L’exemple d'Élodie le démontre bien : ses dix mois de travail ont été fractionnés. Les périodes chômées entre ses contrats font baisser son SJR et ses allocations. À cela s’ajoute pour elle une double peine : son épisode de chômage démarre le 16 avril et s'étire jusqu'à mi-mai.

Cela modifie le nombre de jours d’allocations auxquels elle peut prétendre. Pourtant, comme Florent, son épisode de chômage dure trente jours. Ce mécanisme existait déjà avant la réforme mais le nouveau calcul du SJR en aggrave les effets. Son cumul salaire-allocation est considérablement amoindri. Le fameux effet « en cascade ».

« Les dispositions qui établissent le nombre de jours indemnisables par mois sont au moins aussi importantes que celles qui régissent le montant de l’allocation, expliquait déjà Mathieu Grégoire dans un billet de blog Mediapart début avril. Or, là aussi, c’est le SJR qui est la colonne vertébrale du dispositif. En modifiant profondément ce SJR, la réforme bouleverse aussi la façon dont les allocataires peuvent cumuler emploi et indemnisation un mois donné. »

Face aux nouveaux calculs de L’Unédic, le sociologue livre une analyse cinglante : « Rien, aucune idéologie, ne justifie de telles différences de traitement entre deux personnes aux parcours identiques. C’est intolérable. C’est de l’amateurisme. Aucun détail n’a été regardé. »

« Le ministère du travail ne s’est pas rendu compte de ce qu’il faisait, c’est hallucinant », conclut Denis Gravouil, de la CGT.

Sollicité ce lundi matin, le ministère du travail répond que « les différences pointées par la CGT ne sont pas liées à la réforme, elles existaient déjà. Elles concernent les demandeurs d’emploi bénéficiant du dispositif d’activité réduite qui permet à ceux qui reprennent un emploi de cumuler une partie de leur allocation chômage et le salaire de leur nouvelle activité. Ce dispositif a été créé par les partenaires sociaux. Ses modalités de calcul peuvent engendrer des différences qui existaient avant la réforme actuelle de l’assurance-chômage ».

Dans une réponse écrite, le ministère ajoute : « Ne nous trompons pas de sujet : le problème pointé par la CGT est lié au dispositif d’activité réduite en lui-même qui a de nombreux effets pervers bien identifiés. L'objet de cette réforme n’était pas de modifier ce dispositif. Si les partenaires sociaux veulent le faire évoluer, nous sommes prêts à les accompagner. »

La réforme doit entrer en vigueur dans à peine deux mois, le 1er juillet 2021. Elle rencontre une opposition de plus en plus forte, comme Mediapart l’a constaté dans le défilé parisien du 1er Mai (voir le reportage de Dan Israel). 

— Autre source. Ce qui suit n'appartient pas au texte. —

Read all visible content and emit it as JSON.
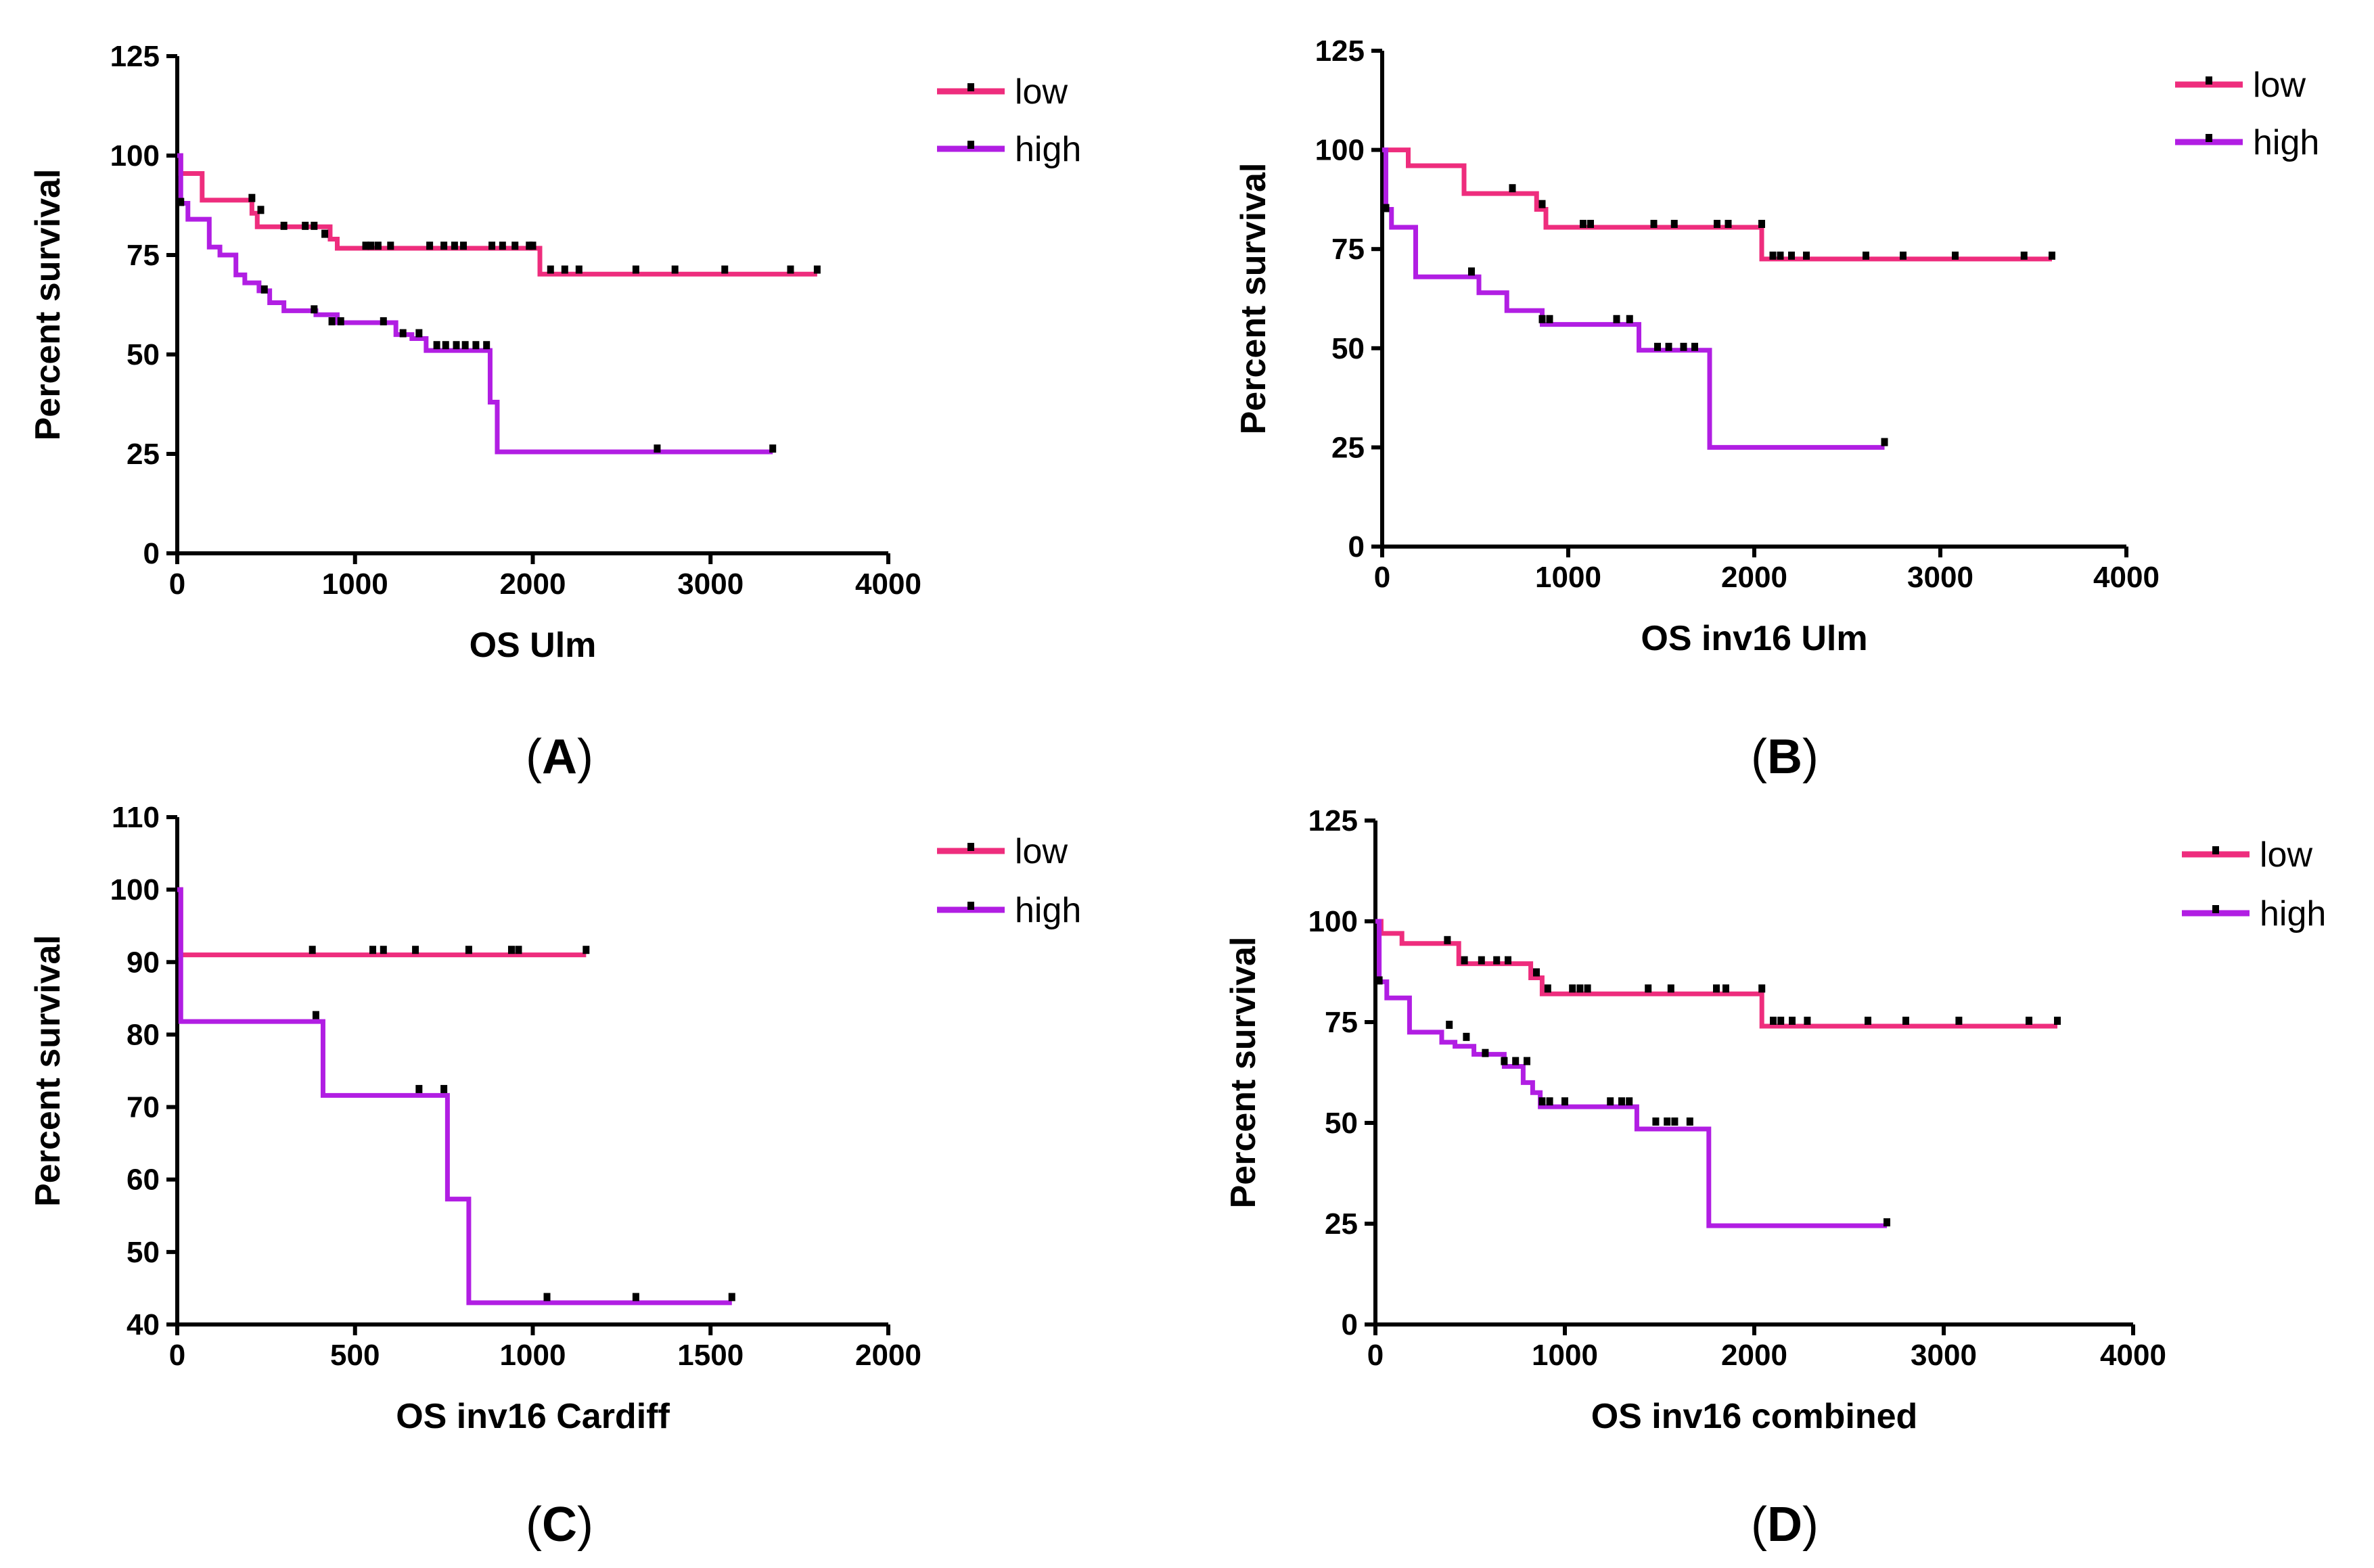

Selon l'Unédic , 1,15 million de personnes seront potentiellement concernées, la première année d’application, par la baisse des allocations à l’ouverture de droit. Les organisations syndicales fourbissent leurs armes pour la faire annuler. Les nouveaux calculs de l’Unédic rejoindront, sans le moindre doute, l’épais dossier que préparent la CGT et Solidaires, pour leur recours devant le Conseil d’État. Il sera déposé mi-mai, en même temps que les recours de la CFDT, FO, et la CGC.

« On demandera un référé-suspension pour que la réforme ne s’applique pas, pendant que le Conseil d’État juge le fond de l’argumentaire, explique Denis Gravouil. D’ailleurs, pour montrer la gravité du sujet et espérer obtenir la suspension, on fournira tout l’argumentaire en même temps. »

Le Conseil d’État avait déjà jugé contraire au principe d’égalité la première version de la réforme, présentée en 2019. Comme Mediapart l’a détaillé ici, l’institution avait annulé la refonte du mode de calcul du SJR arguant d’une « différence de traitement manifestement disproportionnée au regard du motif d’intérêt général poursuivi ».

« Le montant du salaire journalier de référence peut désormais, pour un même nombre d’heures de travail, varier du simple au quadruple en fonction de la répartition des périodes d’emploi au cours de la période de référence », avait écrit la plus haute juridiction administrative.

Pour se conformer à cette décision, le gouvernement a introduit un plancher dans la nouvelle version de la réforme. Il est censé limiter les variations et donc, les inégalités.

Les nouvelles études de cas, présentées ce lundi matin, démontrent qu’elles subsistent. Les variations sont même douze fois plus importantes que celles retoquées par le Conseil d’État.